Ky. Governor Facing Investigation
FRANKFORT, Ky. (AP) _ The state attorney general said Thursday he would investigate allegations that Gov. Paul Patton used state regulators to punish a woman after she ended their affair.
Federal authorities also are looking into the matter, an attorney for Patton’s accuser said Thursday.
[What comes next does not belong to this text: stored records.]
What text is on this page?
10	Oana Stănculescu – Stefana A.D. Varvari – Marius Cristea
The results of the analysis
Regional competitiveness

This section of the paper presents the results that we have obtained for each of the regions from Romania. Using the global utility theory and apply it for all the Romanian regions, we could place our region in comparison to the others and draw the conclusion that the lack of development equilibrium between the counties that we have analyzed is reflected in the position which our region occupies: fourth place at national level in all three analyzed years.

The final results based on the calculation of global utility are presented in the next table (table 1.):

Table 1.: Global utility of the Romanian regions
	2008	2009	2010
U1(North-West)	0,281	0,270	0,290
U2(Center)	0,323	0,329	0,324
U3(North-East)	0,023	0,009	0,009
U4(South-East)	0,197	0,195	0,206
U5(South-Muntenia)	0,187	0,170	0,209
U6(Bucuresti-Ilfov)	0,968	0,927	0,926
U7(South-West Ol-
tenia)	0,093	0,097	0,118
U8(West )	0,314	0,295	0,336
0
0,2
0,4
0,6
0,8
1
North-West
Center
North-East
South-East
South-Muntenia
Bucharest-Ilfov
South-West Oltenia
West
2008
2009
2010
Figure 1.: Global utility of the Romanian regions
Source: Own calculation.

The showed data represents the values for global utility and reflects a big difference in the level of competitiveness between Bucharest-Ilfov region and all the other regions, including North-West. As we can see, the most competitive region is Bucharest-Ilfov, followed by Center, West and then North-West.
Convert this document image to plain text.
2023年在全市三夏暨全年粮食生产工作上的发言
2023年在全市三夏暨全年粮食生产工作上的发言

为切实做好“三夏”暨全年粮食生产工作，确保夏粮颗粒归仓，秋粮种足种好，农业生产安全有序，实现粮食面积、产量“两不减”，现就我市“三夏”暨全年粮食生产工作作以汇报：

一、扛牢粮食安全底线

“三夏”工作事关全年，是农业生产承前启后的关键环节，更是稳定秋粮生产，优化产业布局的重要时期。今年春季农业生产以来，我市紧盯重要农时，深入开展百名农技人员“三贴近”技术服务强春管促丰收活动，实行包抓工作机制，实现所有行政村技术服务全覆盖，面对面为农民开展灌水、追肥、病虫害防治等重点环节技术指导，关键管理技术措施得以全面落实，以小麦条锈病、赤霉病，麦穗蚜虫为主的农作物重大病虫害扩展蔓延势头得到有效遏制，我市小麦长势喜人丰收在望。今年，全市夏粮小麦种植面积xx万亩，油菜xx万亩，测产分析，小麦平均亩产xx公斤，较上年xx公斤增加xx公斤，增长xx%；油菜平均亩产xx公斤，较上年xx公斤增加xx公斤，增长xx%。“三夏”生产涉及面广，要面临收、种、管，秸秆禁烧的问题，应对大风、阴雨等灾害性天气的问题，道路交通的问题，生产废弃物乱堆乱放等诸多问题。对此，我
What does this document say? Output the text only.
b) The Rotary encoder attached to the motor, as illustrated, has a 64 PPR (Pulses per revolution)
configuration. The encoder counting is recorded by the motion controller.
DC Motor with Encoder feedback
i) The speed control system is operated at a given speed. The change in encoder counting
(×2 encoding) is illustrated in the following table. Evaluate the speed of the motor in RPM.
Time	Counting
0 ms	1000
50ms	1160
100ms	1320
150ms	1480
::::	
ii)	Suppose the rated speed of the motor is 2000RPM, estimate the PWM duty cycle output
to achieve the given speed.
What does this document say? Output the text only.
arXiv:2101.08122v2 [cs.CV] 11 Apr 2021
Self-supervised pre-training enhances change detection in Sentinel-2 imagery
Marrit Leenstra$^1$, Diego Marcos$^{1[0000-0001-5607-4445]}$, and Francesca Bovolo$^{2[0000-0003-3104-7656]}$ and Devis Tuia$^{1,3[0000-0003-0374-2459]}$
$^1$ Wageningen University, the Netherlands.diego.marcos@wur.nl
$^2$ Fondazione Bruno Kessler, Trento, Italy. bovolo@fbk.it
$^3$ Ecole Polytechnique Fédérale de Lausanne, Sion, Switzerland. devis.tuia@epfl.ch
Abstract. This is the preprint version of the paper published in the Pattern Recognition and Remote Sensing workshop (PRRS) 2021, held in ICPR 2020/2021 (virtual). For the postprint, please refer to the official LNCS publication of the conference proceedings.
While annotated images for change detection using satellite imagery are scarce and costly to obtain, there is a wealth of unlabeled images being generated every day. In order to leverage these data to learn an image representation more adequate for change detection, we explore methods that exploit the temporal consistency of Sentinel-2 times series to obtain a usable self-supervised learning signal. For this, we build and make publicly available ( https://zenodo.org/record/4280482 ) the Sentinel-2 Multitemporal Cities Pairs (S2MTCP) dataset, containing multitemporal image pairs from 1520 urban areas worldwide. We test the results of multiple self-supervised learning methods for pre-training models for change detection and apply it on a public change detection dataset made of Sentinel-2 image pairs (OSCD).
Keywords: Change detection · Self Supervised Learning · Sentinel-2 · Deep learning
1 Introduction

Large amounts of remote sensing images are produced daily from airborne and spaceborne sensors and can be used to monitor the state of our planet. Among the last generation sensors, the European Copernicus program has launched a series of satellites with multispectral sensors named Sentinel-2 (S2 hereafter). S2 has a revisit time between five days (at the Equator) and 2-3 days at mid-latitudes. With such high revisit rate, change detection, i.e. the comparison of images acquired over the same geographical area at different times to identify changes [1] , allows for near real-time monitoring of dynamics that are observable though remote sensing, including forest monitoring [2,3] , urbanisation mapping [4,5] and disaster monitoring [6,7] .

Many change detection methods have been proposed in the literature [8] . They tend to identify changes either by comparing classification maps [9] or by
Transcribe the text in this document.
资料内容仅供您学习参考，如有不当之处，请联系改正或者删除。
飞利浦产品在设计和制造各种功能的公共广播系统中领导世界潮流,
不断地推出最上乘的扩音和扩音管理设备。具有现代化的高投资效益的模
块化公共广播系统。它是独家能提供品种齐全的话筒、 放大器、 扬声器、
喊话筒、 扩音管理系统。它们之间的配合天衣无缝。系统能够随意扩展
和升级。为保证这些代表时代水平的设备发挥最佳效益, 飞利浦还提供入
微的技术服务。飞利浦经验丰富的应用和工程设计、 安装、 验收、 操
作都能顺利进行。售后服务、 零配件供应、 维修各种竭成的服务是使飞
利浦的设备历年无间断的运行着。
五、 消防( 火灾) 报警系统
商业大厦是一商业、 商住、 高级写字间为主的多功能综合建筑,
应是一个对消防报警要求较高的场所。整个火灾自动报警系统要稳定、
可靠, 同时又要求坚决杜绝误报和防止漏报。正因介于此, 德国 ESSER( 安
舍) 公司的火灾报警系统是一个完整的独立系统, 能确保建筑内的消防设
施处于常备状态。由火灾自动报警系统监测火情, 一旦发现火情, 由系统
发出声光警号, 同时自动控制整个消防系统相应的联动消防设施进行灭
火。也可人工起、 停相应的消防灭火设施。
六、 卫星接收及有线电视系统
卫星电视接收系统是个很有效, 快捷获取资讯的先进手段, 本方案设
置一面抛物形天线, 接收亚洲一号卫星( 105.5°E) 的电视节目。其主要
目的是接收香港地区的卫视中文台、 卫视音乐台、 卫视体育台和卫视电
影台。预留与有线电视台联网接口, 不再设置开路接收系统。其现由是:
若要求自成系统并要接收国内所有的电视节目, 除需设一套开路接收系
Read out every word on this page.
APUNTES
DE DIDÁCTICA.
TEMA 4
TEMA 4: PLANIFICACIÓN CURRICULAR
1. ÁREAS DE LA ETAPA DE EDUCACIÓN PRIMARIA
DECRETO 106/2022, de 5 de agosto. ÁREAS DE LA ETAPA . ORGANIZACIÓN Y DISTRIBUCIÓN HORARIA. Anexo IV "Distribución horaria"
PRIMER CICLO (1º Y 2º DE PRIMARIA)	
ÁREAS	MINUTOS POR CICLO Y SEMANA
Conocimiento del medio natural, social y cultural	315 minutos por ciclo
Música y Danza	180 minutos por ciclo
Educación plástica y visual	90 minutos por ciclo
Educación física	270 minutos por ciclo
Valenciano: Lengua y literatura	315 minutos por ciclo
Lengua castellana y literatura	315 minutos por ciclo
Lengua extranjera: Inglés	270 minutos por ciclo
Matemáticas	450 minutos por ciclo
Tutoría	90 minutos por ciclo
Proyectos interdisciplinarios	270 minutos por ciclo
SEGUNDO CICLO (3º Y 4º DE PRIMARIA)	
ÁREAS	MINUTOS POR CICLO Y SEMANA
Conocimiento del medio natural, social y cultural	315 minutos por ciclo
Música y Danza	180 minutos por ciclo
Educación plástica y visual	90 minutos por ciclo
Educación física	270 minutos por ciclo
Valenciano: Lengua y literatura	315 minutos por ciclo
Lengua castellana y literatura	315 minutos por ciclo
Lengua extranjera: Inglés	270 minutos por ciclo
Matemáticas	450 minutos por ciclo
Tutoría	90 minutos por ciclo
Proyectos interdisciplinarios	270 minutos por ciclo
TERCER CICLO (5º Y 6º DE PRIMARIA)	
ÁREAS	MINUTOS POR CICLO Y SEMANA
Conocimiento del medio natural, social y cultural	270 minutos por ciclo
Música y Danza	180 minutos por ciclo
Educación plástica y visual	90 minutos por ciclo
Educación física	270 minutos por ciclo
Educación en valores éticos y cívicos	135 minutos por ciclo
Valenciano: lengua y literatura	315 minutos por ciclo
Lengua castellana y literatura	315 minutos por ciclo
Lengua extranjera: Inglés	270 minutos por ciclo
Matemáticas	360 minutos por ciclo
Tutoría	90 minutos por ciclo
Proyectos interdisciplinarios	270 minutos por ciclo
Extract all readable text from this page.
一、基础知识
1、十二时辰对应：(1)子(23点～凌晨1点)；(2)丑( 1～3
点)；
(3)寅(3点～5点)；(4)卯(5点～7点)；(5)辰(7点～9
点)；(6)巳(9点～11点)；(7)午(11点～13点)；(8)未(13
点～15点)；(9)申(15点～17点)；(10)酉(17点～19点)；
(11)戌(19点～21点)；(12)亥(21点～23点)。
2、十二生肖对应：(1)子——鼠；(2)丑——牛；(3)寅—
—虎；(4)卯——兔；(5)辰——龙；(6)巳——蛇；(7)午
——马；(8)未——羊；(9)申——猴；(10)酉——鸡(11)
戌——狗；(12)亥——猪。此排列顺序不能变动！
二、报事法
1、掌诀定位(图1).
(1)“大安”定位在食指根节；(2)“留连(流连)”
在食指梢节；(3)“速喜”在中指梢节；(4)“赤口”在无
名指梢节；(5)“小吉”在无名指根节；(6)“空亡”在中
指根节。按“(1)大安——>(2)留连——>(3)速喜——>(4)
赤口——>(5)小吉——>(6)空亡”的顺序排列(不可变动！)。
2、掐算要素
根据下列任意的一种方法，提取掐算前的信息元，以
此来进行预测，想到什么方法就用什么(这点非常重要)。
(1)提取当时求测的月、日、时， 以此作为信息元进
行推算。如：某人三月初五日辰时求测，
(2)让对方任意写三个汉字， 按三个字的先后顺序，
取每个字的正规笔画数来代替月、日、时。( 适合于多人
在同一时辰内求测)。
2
The U.S. attorney’s offices in Louisville and Lexington and the FBI declined to comment.
Patton acknowledged in a tearful, televised confession last week that he had an ``inappropriate relationship″ with Tina Conner, but denied using his office to hurt her.
``The governor is confident that he did nothing wrong in his capacity as governor,″ Patton spokesman Rusty Cheuvront said.
Conner, 40, says Patton used his office to perform favors for her during their two-year relationship, which ended in 1999. She said Patton continued to call her until she broke off contact in October 2001. Two months later, she said, state regulators cracked down on her nursing home in Clinton.
Conner accused the 65-year-old Democrat of sexual harassment in a lawsuit filed Sept. 18.
According to her lawsuit, Conner said Patton had provided assistance to her nursing home, Birchtree Healthcare, and to a construction company she owned. Conner also was appointed to the Institute on Aging and the board of the Kentucky Lottery Corp.
After the relationship ended, the nursing home was cited for dozens of violations, fined $16,500 and has lost its Medicare and Medicaid funding. Birchtree has filed for bankruptcy protection.
Health services officials said their work investigating Birchtree was free of political influence, and said they have invited federal and state officials to investigate the agency.
Attorney General Ben Chandler said his office would investigate if any laws were violated. Chandler, also a Democrat, is campaigning to succeed Patton, who is prevented by term limits from seeking a third term next year.
A state ethics commission was to meet Friday to decide whether to begin an investigation.
Conner’s attorney, Fred Radolovich, said Thursday he had met with an FBI agent and, separately, with U.S. Attorney Steve Pence and two prosecutors. He said the prosecutors did not ask him for the proof he said he has of Conner’s claims.
``They wanted a friendly conversation and that’s what we did for an hour,″ Radolovich said.
One of Patton’s attorneys, Sheryl Snyder, said he had no firsthand knowledge of an FBI investigation.